The Galleon - Portsmouth's Student Newspaper


Album Review

Justin Timberlake’s Man of the Woods Review

Man of the Woods gets entangled between early pop career and Tennessee country roots

Justin Timberlake ― Man of the Woods

Justin Timberlake recently performed at Superbowl LII in Minneapolis, generously treating the adoring crowd to some of his greatest hits from the previous years. Sexyback, Senorita, Cry Me A River; Timberlake dug out the classics. Sadly, this album pales in comparison to the pop powerhouse he was back then, but there are remnants of the musical star, whilst embracing his roots as a Tennessee man.

The album begins as you would expect a Justin Timberlake album to begin; synth pop, with a pumping bassline and a proud swagger from the man himself, unmistakably emphasised when he says, “I guess I got my swagger back”. For the first track of the album, Filthy, you almost believe him. The song reeks of Timberlake’s earlier work, like Sexyback, where he grinds his way through the spacial funk and futuristic thuds to pump you up and keep you going all night long. The second track, Midnight Summer Jam, is intruded upon by a forced harmonica solo, in some thinly veiled attempt to try and tap into the southern roots of Timberlake’s history in the first half of the album. Followed by Sauce, another grinding pop song, the album finally arrives at Man of the Woods, the first song where we get a small glimpse into the southern inspiration Timberlake took for the album.

‘Young Man does its best to prove that Timberlake has left behind his old life, choosing instead to be the family man’

The second half of this album however, is where Timberlake really earns the title. Moving on from the iconic sex symbol of his youth, Young Man does its best to prove that Timberlake has left behind his old life, choosing instead to be the family man that wife Jessica Biel needs him to be with their son Silas, whose coos of “dada” can be heard throughout the track. Just before that, the penultimate track of the album is The Hard Stuff, which is perhaps the strongest advocate for the title of the album. Slow and rhythmic, Timberlake seems determined to prove that he is capable of dealing with hard times and things that come his way, within his family life or outside of it.

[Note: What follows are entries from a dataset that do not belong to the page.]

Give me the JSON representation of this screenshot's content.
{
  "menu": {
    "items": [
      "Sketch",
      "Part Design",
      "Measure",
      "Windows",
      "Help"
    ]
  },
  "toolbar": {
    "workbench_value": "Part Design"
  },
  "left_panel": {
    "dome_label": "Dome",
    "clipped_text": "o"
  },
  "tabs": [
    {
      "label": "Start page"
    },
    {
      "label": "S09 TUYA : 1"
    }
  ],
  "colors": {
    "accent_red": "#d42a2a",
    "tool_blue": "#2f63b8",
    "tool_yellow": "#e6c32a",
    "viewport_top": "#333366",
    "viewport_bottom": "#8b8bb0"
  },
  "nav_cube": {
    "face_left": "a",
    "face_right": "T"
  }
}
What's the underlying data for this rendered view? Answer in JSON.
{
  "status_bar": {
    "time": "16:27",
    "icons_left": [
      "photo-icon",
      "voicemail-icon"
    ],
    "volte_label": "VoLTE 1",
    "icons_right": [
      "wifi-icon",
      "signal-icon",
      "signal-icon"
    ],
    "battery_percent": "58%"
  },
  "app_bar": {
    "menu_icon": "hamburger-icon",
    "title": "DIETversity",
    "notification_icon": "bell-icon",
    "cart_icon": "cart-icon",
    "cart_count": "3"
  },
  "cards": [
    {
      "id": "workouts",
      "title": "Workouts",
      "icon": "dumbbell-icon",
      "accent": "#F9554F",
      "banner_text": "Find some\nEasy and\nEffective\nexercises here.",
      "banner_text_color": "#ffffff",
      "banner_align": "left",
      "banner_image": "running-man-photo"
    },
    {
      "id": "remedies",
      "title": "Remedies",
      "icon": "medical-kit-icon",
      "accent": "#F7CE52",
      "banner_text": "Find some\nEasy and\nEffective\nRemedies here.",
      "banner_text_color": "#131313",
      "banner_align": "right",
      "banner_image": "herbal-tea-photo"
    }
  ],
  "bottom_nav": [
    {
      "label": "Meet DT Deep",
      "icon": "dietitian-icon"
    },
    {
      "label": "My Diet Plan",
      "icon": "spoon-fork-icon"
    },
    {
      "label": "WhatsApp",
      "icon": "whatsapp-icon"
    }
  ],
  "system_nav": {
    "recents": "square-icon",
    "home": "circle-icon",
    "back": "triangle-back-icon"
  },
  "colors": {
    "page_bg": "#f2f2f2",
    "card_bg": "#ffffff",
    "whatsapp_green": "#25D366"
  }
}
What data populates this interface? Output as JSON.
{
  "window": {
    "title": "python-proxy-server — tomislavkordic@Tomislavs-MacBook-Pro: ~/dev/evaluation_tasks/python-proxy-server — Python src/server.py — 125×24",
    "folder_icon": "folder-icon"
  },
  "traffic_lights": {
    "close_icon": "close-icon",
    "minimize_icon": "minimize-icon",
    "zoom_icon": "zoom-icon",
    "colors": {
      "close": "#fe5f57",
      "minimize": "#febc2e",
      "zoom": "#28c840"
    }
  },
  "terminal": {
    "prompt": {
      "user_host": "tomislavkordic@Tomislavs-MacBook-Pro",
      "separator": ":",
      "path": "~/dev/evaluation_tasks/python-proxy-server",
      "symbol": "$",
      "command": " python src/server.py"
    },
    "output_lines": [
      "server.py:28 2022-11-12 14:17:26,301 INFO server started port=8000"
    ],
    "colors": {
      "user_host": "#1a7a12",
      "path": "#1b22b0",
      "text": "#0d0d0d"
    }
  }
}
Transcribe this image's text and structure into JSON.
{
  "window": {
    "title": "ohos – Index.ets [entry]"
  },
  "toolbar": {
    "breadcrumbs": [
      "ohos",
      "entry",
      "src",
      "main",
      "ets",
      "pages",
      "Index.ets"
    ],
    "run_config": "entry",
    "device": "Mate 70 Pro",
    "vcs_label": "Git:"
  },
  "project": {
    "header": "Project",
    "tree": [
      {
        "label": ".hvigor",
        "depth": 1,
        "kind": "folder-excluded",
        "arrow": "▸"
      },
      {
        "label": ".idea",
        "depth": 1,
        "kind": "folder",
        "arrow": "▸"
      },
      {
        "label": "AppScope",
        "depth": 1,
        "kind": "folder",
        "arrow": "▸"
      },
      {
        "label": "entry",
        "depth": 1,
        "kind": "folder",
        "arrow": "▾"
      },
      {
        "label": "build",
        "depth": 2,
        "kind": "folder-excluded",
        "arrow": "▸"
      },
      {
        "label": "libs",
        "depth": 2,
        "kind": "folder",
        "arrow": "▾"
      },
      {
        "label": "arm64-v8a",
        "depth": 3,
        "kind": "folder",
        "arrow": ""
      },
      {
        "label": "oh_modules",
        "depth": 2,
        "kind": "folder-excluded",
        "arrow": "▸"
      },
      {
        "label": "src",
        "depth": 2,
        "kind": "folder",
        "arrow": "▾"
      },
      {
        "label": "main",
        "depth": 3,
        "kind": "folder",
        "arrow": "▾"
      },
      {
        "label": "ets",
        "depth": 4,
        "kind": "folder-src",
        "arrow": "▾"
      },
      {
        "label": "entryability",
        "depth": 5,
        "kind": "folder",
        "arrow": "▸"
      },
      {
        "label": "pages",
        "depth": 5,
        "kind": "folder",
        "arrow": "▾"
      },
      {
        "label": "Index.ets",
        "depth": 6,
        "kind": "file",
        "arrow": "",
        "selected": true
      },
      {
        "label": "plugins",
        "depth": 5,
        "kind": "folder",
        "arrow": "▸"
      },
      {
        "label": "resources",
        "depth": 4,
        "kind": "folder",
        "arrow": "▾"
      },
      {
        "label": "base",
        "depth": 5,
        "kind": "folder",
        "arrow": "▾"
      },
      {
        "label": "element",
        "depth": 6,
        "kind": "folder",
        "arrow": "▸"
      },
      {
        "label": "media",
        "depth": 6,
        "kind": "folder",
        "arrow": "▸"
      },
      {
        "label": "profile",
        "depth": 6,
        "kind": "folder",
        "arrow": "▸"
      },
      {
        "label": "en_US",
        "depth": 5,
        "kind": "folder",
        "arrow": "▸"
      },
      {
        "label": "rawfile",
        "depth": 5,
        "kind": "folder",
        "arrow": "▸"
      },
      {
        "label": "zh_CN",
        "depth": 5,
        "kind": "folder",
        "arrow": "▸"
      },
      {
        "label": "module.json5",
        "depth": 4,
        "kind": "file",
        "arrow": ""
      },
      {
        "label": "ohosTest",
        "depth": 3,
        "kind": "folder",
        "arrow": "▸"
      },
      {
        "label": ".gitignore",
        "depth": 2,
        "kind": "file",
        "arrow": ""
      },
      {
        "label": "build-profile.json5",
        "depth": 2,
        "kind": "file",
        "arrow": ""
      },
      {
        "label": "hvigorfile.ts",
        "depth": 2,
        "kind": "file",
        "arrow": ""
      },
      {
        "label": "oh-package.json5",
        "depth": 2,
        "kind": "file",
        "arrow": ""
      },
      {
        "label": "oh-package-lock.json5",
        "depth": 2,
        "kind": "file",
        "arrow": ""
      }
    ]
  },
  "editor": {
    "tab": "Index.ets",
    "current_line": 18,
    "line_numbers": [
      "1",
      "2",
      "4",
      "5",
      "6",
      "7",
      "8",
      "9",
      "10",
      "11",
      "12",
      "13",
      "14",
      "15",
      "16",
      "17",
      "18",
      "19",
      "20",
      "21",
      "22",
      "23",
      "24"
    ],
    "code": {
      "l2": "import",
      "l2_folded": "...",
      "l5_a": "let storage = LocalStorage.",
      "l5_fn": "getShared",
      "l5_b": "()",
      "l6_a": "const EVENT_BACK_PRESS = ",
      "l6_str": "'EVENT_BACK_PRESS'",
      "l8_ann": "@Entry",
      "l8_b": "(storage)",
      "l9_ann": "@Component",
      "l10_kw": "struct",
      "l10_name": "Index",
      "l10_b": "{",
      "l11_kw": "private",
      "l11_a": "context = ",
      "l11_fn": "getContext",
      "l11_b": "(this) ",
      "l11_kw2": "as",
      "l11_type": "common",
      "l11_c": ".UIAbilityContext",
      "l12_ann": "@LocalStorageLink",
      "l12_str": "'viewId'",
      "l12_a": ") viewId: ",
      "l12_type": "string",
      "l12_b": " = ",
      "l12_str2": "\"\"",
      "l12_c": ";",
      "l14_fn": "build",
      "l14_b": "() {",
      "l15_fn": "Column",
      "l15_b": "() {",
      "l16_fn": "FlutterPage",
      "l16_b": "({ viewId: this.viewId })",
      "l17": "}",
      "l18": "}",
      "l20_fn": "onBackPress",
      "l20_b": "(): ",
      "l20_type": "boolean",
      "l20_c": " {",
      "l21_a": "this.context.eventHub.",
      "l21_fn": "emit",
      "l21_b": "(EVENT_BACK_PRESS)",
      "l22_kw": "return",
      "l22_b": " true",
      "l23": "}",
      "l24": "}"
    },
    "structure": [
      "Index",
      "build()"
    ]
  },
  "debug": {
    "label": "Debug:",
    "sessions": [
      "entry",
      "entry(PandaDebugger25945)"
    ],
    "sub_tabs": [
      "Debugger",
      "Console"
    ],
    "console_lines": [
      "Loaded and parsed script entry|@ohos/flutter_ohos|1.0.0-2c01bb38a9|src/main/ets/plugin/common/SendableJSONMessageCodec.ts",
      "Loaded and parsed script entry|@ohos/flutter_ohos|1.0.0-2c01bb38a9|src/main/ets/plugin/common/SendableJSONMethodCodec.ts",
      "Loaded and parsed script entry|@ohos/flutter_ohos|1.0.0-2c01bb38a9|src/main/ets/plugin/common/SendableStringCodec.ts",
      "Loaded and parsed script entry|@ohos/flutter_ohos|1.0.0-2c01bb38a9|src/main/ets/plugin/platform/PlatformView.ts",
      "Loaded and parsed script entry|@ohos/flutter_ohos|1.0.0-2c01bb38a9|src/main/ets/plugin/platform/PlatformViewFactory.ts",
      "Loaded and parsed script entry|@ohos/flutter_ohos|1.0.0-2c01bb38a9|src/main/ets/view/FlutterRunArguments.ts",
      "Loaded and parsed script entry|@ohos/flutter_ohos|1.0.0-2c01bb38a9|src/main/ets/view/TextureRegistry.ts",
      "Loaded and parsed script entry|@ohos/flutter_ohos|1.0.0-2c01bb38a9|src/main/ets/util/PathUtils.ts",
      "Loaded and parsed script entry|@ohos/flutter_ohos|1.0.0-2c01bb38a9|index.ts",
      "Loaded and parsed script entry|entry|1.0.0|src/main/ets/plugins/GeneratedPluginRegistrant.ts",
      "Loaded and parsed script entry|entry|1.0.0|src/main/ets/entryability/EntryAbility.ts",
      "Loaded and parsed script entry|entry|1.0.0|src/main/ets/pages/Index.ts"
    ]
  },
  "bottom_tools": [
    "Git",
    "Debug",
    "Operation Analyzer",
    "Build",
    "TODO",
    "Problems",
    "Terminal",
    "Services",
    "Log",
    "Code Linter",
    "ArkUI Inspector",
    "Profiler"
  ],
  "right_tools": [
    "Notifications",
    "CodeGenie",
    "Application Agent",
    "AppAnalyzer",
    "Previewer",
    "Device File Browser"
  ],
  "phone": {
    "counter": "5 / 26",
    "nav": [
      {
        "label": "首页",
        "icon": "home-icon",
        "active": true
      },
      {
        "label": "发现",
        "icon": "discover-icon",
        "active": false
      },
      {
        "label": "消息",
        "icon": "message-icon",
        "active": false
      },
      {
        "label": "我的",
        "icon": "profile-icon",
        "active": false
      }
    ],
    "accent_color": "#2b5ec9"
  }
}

The two collaborations on the album, Morning Light with Alicia Keys, and Say Something with Chris Stapleton, are some of the best tracks, ranging from calm and vocally pleasing, to a repetitive plodding track, perhaps indicative of the woods and farmland lifestyle Timberlake is referencing in other songs such as Montana and Livin’ Off The Land. Despite his best attempts to make this a “country” album however, Timberlake can’t help but put his trademark pop rhythms and beats to almost every track, making it hard to define this album as the return to his roots that he wanted it to be.

Timberlake struggles to truly return to the woods of Tennessee, instead swamping himself in the beats and rhythms that dominated his early career, and overshadow some memorable country and solemn tracks on this otherwise underwhelming album.